Neurophysiological measures in human adults correspond to the transition between very brief, “unnoticeable,” and slightly longer-lived visual stimuli that penetrate deeply enough to leave a conscious imprint that subjects report they can “see.” Kouider et al. (p. 376) have performed parallel behavioral and neurophysiological studies in infants to identify a similar neural signal that appears to mark the development of visual consciousness.

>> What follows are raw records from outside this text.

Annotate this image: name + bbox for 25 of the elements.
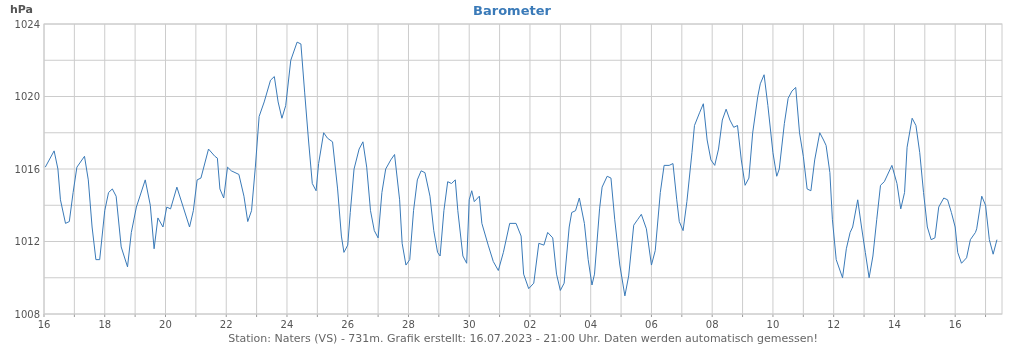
y-axis-title: hPa xyxy=(10,3,34,16)
x-tick-label: 12 xyxy=(827,319,841,330)
line-series xyxy=(44,41,998,297)
chart-title: Barometer xyxy=(473,3,552,18)
x-tick-label: 24 xyxy=(280,319,294,330)
x-tick-label: 30 xyxy=(462,319,476,330)
x-tick-label: 16 xyxy=(37,319,51,330)
x-tick-label: 06 xyxy=(645,319,658,330)
x-tick-label: 02 xyxy=(523,319,537,330)
y-tick-label: 1020 xyxy=(14,91,40,102)
y-tick-label: 1016 xyxy=(14,163,40,175)
text: Station: Naters (VS) - 731m. Grafik erstellt: 16.07.2023 - 21:00 Uhr. Daten werden automatisch gemessen! xyxy=(228,332,818,345)
x-tick-label: 22 xyxy=(219,319,233,330)
y-tick-label: 1024 xyxy=(14,18,40,30)
x-tick-label: 18 xyxy=(98,319,112,330)
y-tick-label: 1012 xyxy=(14,236,40,247)
y-tick-label: 1008 xyxy=(14,308,40,320)
x-tick-label: 10 xyxy=(766,319,780,330)
x-tick-label: 28 xyxy=(402,319,415,330)
x-tick-label: 04 xyxy=(584,319,598,330)
x-tick-label: 26 xyxy=(341,319,355,330)
x-tick-label: 14 xyxy=(888,319,901,330)
x-tick-label: 08 xyxy=(705,319,719,330)
x-tick-label: 20 xyxy=(159,319,172,330)
x-tick-label: 16 xyxy=(948,319,962,330)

Infants have a sophisticated behavioral and cognitive repertoire suggestive of a capacity for conscious reflection. Yet, demonstrating conscious access in infants remains challenging, mainly because they cannot report their thoughts. Here, to circumvent this problem, we studied whether an electrophysiological signature of consciousness found in adults, corresponding to a late nonlinear cortical response [~300 milliseconds (ms)] to brief pictures, already exists in infants. We recorded event-related potentials while 5-, 12-, and 15-month-old infants (N = 80) viewed masked faces at various levels of visibility. In all age groups, we found a late slow wave showing a nonlinear profile at the expected perceptual thresholds. However, this late component shifted from a weak and delayed response in 5-month-olds (starting around 900 ms) to a more sustained and faster response in older infants (around 750 ms). These results reveal that the brain mechanisms underlying the threshold for conscious perception are already present in infancy but undergo a slow acceleration during development.